Vingt-deux cas de refus d’accès humanitaire et d’attaques visant le personnel humanitaire ont été confirmés. Ils sont principalement attribuables à des groupes armés inconnus et, pour certains, au mouvement Houthi et aux forces gouvernementales. L’enlèvement de 11 travailleurs humanitaires en sept occasions distinctes distincts est particulièrement préoccupant. Deux fonctionnaires de l’Organisation étaient toujours détenus au moment de l’établissement du présent rapport. En octobre et novembre, le mouvement Houthi a refusé l’accès des organisations humanitaires à Dammaj et à trois camps de déplacés lors d’affrontements avec les Salafistes.

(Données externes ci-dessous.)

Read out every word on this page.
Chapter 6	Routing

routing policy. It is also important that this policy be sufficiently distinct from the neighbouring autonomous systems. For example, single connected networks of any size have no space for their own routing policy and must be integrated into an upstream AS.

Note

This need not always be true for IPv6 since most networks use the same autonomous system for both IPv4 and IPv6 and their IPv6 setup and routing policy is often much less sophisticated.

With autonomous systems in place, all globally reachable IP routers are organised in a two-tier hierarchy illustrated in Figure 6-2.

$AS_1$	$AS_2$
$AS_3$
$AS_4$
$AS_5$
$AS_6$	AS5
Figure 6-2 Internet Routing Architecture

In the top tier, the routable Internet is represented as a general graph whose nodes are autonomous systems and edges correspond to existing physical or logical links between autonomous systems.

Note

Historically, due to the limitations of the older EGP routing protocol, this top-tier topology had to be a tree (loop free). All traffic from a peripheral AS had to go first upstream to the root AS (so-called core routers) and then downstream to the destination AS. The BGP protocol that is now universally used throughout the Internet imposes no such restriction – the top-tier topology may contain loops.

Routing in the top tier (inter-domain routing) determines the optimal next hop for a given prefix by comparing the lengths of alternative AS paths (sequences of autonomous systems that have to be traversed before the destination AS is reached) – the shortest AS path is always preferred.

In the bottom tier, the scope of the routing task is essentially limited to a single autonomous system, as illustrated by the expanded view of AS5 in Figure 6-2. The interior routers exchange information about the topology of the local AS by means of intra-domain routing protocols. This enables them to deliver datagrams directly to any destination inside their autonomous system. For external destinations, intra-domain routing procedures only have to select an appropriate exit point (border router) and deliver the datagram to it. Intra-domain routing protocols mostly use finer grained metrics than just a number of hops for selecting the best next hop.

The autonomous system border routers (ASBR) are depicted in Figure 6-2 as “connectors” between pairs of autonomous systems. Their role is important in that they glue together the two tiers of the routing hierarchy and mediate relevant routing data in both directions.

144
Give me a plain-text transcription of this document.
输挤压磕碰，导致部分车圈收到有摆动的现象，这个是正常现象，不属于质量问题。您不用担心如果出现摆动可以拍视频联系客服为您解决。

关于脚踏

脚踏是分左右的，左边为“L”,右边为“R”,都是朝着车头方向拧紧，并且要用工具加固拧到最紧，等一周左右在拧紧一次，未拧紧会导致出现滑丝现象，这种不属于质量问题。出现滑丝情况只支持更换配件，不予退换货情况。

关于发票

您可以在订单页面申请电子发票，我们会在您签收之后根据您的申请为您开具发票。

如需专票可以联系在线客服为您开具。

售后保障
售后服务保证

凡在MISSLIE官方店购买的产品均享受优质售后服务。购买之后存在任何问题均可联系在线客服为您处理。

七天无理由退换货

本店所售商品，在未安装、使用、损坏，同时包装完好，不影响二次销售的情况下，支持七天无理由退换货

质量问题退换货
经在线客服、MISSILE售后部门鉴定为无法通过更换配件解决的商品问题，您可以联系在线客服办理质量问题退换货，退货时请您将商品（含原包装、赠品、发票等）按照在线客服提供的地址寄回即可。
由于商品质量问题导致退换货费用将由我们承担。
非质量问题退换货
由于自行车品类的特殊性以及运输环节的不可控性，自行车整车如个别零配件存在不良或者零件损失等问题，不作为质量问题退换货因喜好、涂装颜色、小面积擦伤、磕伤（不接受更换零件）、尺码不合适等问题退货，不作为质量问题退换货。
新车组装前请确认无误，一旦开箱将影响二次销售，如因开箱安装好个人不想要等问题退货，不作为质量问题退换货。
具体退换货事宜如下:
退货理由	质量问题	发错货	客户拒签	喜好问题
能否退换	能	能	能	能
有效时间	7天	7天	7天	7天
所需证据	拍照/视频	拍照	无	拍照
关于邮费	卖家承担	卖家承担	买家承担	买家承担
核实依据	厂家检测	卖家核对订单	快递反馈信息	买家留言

Après la visite de mon Représentant spécial en novembre 2012 et l’engagement pris par le Gouvernement de lutter contre les graves violations dont sont victimes les enfants au Yémen, le dialogue consacré à un plan d’action visant à arrêter et à prévenir l’enrôlement d’enfants par l’armée yéménite s’est poursuivi. Le 1er janvier 2013, le Gouvernement a mis en place un comité interministériel qui a établi et entériné en juillet un projet de plan d’action. Au moment de l’établissement du présent rapport, bien qu’il ait été adopté par le Conseil des ministres le 4 septembre 2013, ce plan d’action n’était pas encore signé, les négociations concernant l’accès et le suivi étant toujours en cours. Parallèlement, l’Organisation a continué de promouvoir des réformes législatives et, dans le contexte de la Conférence de dialogue national, elle a plaidé pour que l’âge minimum de l’enrôlement soit fixé à 18 ans. En octobre, le Gouvernement a lancé un plan d’exécution visant à faciliter l’inscription des naissances à l’état civil afin de remédier à la faille qui permettait jusqu’ici l’enrôlement d’enfants. En outre, l’Organisation a continué de dialoguer avec le mouvement Houthi concernant le projet de plan d’action visant à arrêter et à prévenir l’enrôlement et l’emploi d’enfants.

Parties au Yémen

1.       Mouvement Houthi/Ansar Allaha
2.       Al-Qaida dans la péninsule arabique/Ansar Al-Chariaa
3.       Forces gouvernementales, y compris les forces armées yéménites, la première division blindée, la police militaire, les forces de sécurité spéciales et les gardes républicainsa
4.       Milices progouvernementales, y compris les salafistes et les comités populairesa

a) Parties recrutant et utilisant des enfants.